Em Poe, as pessoas se comportam como se só pudessem se exprimir reflexamente. Essa movimentação tem um efeito ainda mais desumano porque se fala apenas de seres humanos. Quando a multidão se congestiona, não é porque o trânsito de veículos a detenha - em parte alguma se menciona o trânsito - mas sim porque é bloqueada por outra multidão. (1989:50).

Num segundo momento, ocupado em examinar a turba, depara-se com o "semblante de absoluta idiossincrasia da expressão" de um velho decrépito que desperta a curiosidade de "analisar o significado que este homem sugerira". Abandonando a posição de observador analítico da multidão, vai misturar-se a ela na perseguição "inútil". De um ponto de vista fixo, desloca-se para a mobilidade do labirinto das ruas na perseguição desse homem, abrindo caminho na multidão. Atraído pela singularidade do estranho, tenta atingir o conhecimento da individualidade desse homem para além da classificação pautada na uniformidade. Pensa a princípio ser fácil decifrar com apenas uma olhadela "a história que ele traz escrita no peito". Ao perseguir o velho que vagueia sem objetivo aparente, não compreende o sentido de seus percursos, a inconstância de suas ações e a indiferença desse estranho que jamais se dá conta do perseguidor. Não consegue afinal desvendar "o incógnito do ser humano", uma "verdade" tida como um precedente críptico que o narrador tenta inutilmente decifrar.
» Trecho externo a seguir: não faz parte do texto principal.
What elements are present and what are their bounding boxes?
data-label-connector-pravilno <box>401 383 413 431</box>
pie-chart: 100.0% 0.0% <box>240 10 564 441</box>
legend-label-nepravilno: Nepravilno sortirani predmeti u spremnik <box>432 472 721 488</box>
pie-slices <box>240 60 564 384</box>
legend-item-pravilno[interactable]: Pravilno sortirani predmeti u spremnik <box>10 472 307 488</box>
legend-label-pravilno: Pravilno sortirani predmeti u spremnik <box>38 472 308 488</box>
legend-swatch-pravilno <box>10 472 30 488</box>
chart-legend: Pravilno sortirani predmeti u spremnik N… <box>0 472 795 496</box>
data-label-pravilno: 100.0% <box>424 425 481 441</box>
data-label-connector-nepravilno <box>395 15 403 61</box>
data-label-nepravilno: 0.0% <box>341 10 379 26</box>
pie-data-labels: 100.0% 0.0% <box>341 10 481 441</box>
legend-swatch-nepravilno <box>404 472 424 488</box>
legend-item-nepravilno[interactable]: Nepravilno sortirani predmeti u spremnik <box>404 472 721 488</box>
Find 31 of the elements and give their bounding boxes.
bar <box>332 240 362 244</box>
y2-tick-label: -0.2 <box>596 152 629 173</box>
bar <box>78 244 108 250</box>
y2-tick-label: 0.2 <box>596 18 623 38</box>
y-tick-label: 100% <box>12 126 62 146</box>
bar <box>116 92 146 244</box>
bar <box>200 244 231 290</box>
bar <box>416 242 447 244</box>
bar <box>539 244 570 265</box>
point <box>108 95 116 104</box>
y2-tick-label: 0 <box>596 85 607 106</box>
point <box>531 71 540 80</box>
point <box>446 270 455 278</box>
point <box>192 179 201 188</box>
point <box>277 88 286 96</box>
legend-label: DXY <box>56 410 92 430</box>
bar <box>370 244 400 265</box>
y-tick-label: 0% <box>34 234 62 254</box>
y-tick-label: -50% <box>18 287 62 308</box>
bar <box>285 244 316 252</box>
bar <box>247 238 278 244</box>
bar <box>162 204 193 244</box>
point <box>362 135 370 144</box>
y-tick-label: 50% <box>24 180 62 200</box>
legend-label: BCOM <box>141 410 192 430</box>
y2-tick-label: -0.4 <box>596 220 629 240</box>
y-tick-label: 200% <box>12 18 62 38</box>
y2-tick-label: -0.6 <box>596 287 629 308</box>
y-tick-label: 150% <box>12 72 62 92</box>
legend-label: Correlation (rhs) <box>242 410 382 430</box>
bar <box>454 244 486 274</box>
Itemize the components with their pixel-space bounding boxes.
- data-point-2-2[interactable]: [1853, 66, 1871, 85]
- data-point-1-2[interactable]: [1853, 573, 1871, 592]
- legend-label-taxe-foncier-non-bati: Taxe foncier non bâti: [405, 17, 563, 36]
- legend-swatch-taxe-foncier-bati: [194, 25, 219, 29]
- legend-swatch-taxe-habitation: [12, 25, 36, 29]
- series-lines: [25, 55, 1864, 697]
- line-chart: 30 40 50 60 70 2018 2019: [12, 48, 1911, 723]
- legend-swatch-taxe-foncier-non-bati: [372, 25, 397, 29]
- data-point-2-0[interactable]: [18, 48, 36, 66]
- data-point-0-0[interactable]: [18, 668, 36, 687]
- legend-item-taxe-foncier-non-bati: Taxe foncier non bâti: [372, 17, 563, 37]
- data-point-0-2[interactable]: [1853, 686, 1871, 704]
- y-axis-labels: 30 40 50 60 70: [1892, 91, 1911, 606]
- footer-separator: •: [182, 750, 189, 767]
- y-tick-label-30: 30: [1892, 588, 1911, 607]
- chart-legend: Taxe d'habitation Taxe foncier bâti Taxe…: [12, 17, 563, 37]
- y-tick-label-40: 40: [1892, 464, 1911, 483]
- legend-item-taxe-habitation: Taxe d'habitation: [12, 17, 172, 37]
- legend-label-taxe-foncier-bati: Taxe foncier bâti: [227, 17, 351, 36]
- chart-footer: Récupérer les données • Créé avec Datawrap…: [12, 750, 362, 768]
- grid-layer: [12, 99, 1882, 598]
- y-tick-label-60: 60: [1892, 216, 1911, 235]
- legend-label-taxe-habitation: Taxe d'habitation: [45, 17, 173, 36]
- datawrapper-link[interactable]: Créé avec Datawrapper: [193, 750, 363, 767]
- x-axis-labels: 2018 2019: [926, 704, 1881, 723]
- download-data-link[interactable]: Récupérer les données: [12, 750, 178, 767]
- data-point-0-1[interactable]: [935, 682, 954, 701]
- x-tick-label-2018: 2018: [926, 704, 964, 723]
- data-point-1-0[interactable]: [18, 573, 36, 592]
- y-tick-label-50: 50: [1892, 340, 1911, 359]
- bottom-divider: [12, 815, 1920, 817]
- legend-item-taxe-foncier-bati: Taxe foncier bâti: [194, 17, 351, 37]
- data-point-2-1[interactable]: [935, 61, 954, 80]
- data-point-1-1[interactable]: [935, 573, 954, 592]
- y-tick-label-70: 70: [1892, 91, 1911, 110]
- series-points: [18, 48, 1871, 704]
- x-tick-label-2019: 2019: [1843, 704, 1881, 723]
Com sua tendência racionalizante, especulativa, dedutiva, o narrador se comporta como uma espécie de detetive que procura decifrar um enigma pela recolha de índices que o percurso (interpretativo, de leitura) dá a ver, a fim de demonstrar uma verdade escondida que afinal seria revelada, mas no conto de Poe essa operação de uma espécie de "máquina de raciocinar", de estabelecer sentidos, é deceptiva, mas remete para um outro aspecto observado por Benjamin (1986:41-44), qual seja, a supressão dos vestígios do indivíduo na multidão, ou melhor, o desaparecimento de vestígios da vida privada na cidade grande que acompanha o desaparecimento do ser humano na massa. O narrador, portanto, não consegue desvelar o precedente críptico do personagem, sua técnica de investigação não leva a proceder a uma reconstituição desse precedente, a história que esse "gênio do crime" supostamente trazia escrita no peito. Apenas lê a superfície que o olhar registra [aponta aqui para um outro regime de significação: aquele que nada esconde, pois se revela na superfície, que não se confunde com superficial; "nada mais profundo que a pele", diz Deleuze, em A Lógica do Sentido].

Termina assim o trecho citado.